Unter den Einzelwerten büssten Shell in Amsterdam mehr als zwei Prozent ein. Der Ölkonzern muss für seinen Rückzug aus Russland milliardenschwere Abschreibungen vornehmen. Im Zuge des Überfalls Russlands auf die Ukraine hatte der Konzern Anfang März beschlossen, seine Geschäftstätigkeiten in Russland einzustellen.
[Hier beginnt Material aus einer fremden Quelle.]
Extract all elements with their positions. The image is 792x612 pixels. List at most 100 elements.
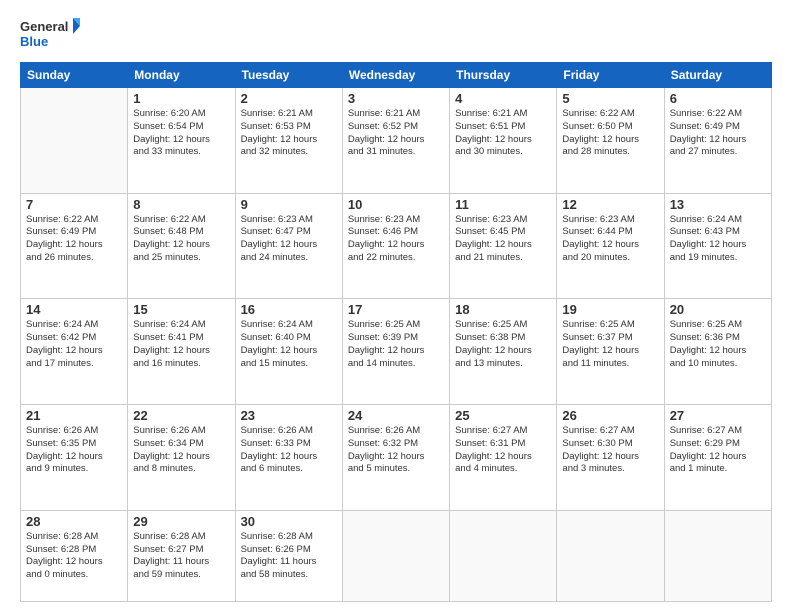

An der Spitze des niederländischen Leitindex AEX zogen die Anteilsscheine von Universal Music Group (UMG) um zweieinhalb Prozent an. Laut Analyst Julien Roch von der britischen Investmentbank Barclays profitierten die Papiere des erst vor kurzem an die Börse gegangenen Musikkonzerns von der Ankündigung von Amazon, dass Prime-Kunden in verschiedenen Ländern demnächst mehr für Musikdienste bezahlen müssen.
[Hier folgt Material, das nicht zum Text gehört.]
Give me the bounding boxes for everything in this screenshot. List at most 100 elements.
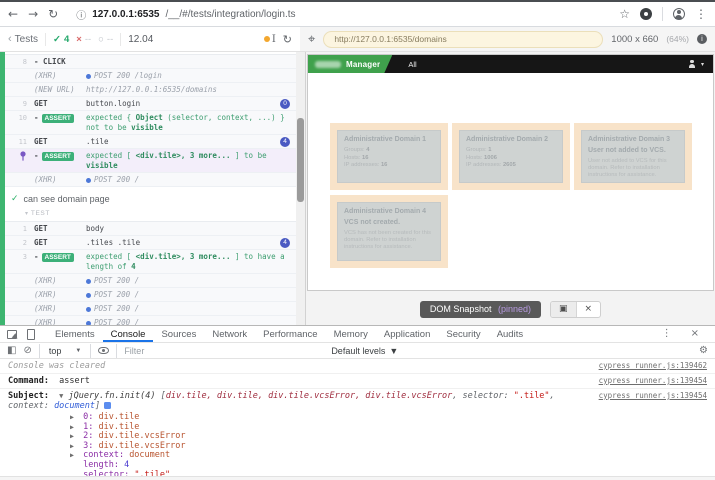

Zudem fielen in Paris die Aktien von Vinci mit einem Gewinn von knapp ein Prozent auf. Hier hatte Barclays den Wert als neuen Favoriten im Infrastruktursegment bezeichnet, nicht zuletzt wegen einer niedrigen Verschuldung und einer geringen Abhängigkeit von steigenden Verbraucherpreisen. (awp/mc/ps)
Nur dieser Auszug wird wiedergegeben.